Les attaques cybernétiques ne cessent d’augmenter depuis le premier trimestre 2025. Mis à part la violation des données, leur publication ou la vente sur des réseaux annexes, un coût est souvent ignoré. Les cyberattaques sont devenues, à l’ère du tout numérique, des catastrophes économiques aux effets en cascade. Les cas récents de Marks & Spencer et de Coinbase le confirment avec éclat : des centaines de millions d’euros évaporés, des chaînes logistiques perturbées, des cours de Bourse en chute libre.

Pendant longtemps, les cyberattaques étaient perçues comme des incidents techniques, relégués aux équipes dites informatiques. Aujourd’hui, elles s’invitent au cœur des conseils d’administration, des États, de la géopolitique, de la guerre économique et militaire. Elles redessinent la carte des risques stratégiques.

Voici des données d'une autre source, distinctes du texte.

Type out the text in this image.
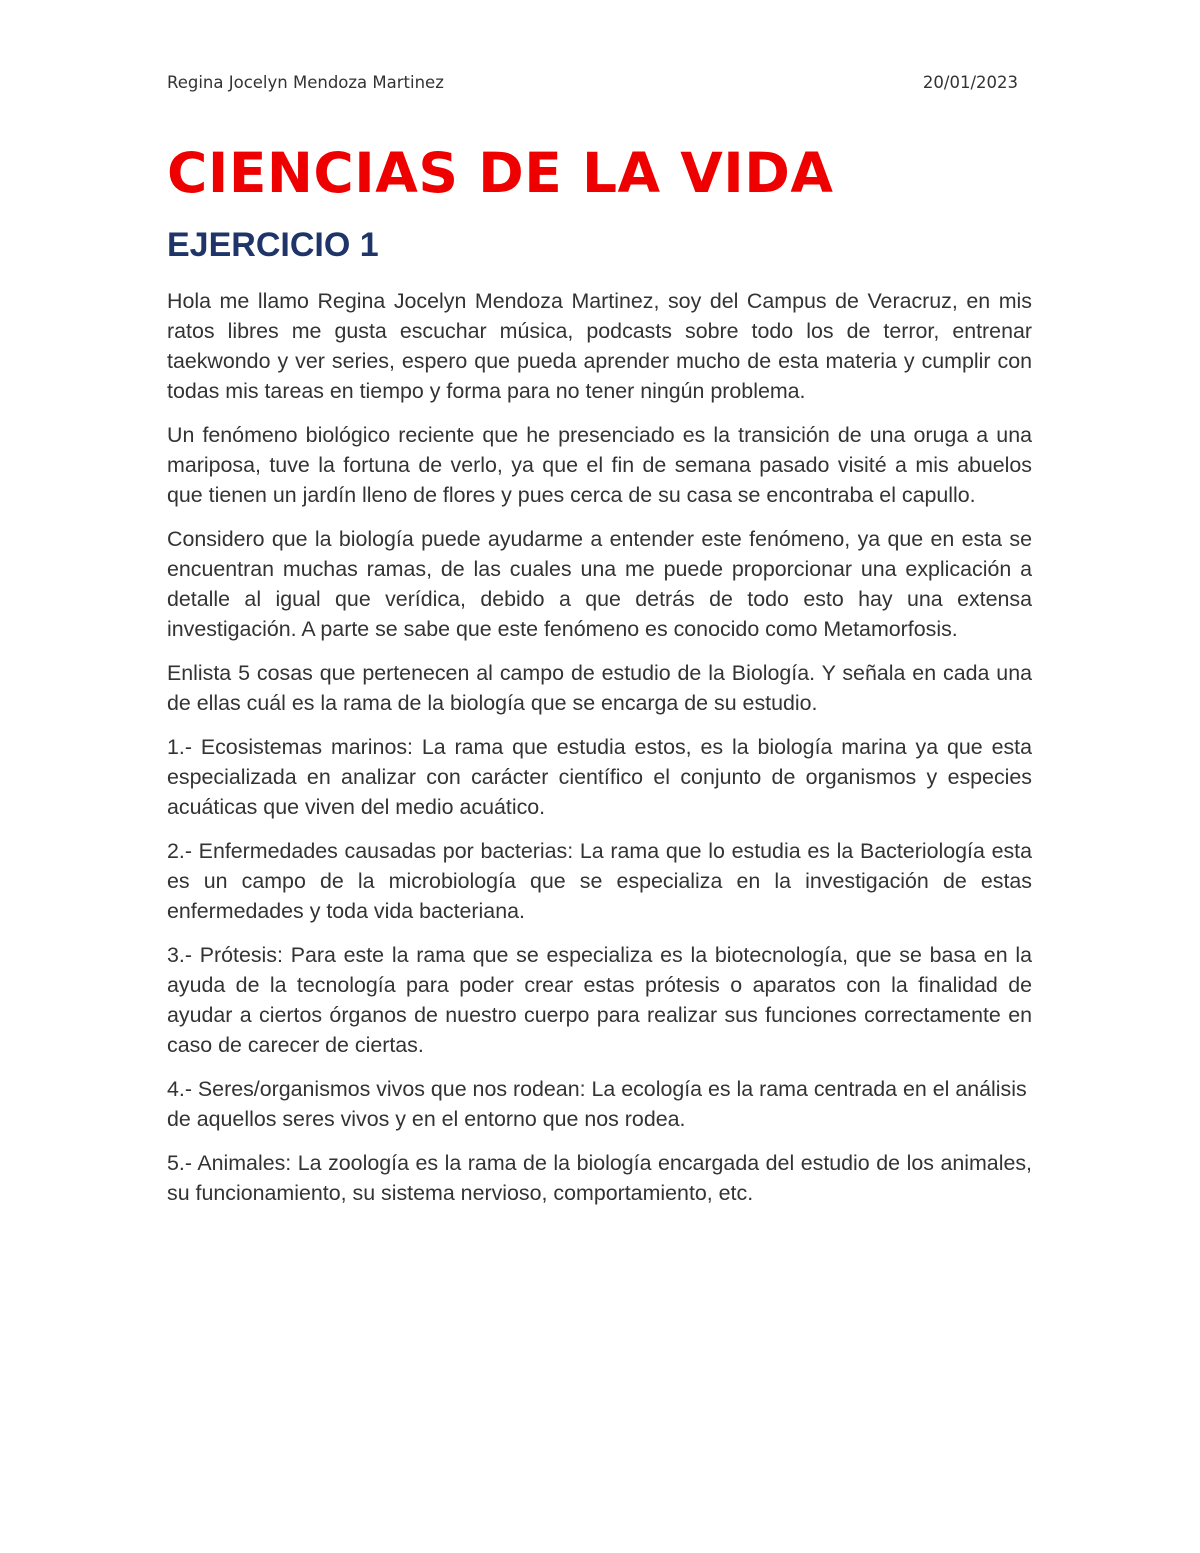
Regina Jocelyn Mendoza Martinez	20/01/2023
CIENCIAS DE LA VIDA
EJERCICIO 1

Hola me llamo Regina Jocelyn Mendoza Martinez, soy del Campus de Veracruz, en mis ratos libres me gusta escuchar música, podcasts sobre todo los de terror, entrenar taekwondo y ver series, espero que pueda aprender mucho de esta materia y cumplir con todas mis tareas en tiempo y forma para no tener ningún problema.

Un fenómeno biológico reciente que he presenciado es la transición de una oruga a una mariposa, tuve la fortuna de verlo, ya que el fin de semana pasado visité a mis abuelos que tienen un jardín lleno de flores y pues cerca de su casa se encontraba el capullo.

Considero que la biología puede ayudarme a entender este fenómeno, ya que en esta se encuentran muchas ramas, de las cuales una me puede proporcionar una explicación a detalle al igual que verídica, debido a que detrás de todo esto hay una extensa investigación. A parte se sabe que este fenómeno es conocido como Metamorfosis.

Enlista 5 cosas que pertenecen al campo de estudio de la Biología. Y señala en cada una de ellas cuál es la rama de la biología que se encarga de su estudio.

1.- Ecosistemas marinos: La rama que estudia estos, es la biología marina ya que esta especializada en analizar con carácter científico el conjunto de organismos y especies acuáticas que viven del medio acuático.

2.- Enfermedades causadas por bacterias: La rama que lo estudia es la Bacteriología esta es un campo de la microbiología que se especializa en la investigación de estas enfermedades y toda vida bacteriana.

3.- Prótesis: Para este la rama que se especializa es la biotecnología, que se basa en la ayuda de la tecnología para poder crear estas prótesis o aparatos con la finalidad de ayudar a ciertos órganos de nuestro cuerpo para realizar sus funciones correctamente en caso de carecer de ciertas.

4.- Seres/organismos vivos que nos rodean: La ecología es la rama centrada en el análisis de aquellos seres vivos y en el entorno que nos rodea.

5.- Animales: La zoología es la rama de la biología encargada del estudio de los animales, su funcionamiento, su sistema nervioso, comportamiento, etc.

M&S : une faille à 300 millions d’euros

Le 22 avril 2025, une cyberattaque cible le géant de la distribution Marks & Spencer. Dans un communiqué, l’entreprise reconnaît que « la nature de l’incident signifie que certaines informations personnelles des clients ont été volées ». Lesdites informations sont : le nom, l’e-mail, le numéro de téléphone, la date de naissance, l’historique des achats et les détails de paiement en ligne.

Magasin, Leeds, UK

Il n’existe, au stade de l’enquête en cours, aucune preuve du partage ou non, des données. La paternité est conférée à une organisation de cybercriminels liés au réseau Scattered Spider externalisant un programme désigné DragonForce. Les victimes les plus connues de Scattered Spider sont les casinos américains : Caesars et MGM Resorts.

La première attaque du groupe date de 2022. Depuis, cinq membres sont arrêtés, quatre Américains et un Écossais. Ahmed Hossam Eldin Elbadawy, Noah Michael Urban, Evans Onyeaka Osiebo, Joel Martin Evans et Tyler Buchanan. Ce dernier, appréhendé en Espagne en juin 2024, est extradé vers les USA. Au-delà de la somme astronomique, c’est l’étendue des dégâts qui frappe : dysfonctionnement prolongé de l’unité e-commerce, désorganisation de la gestion des stocks, hausse des dépenses de cybersécurité… (Crédits : Mtaylor848/Wikipedia)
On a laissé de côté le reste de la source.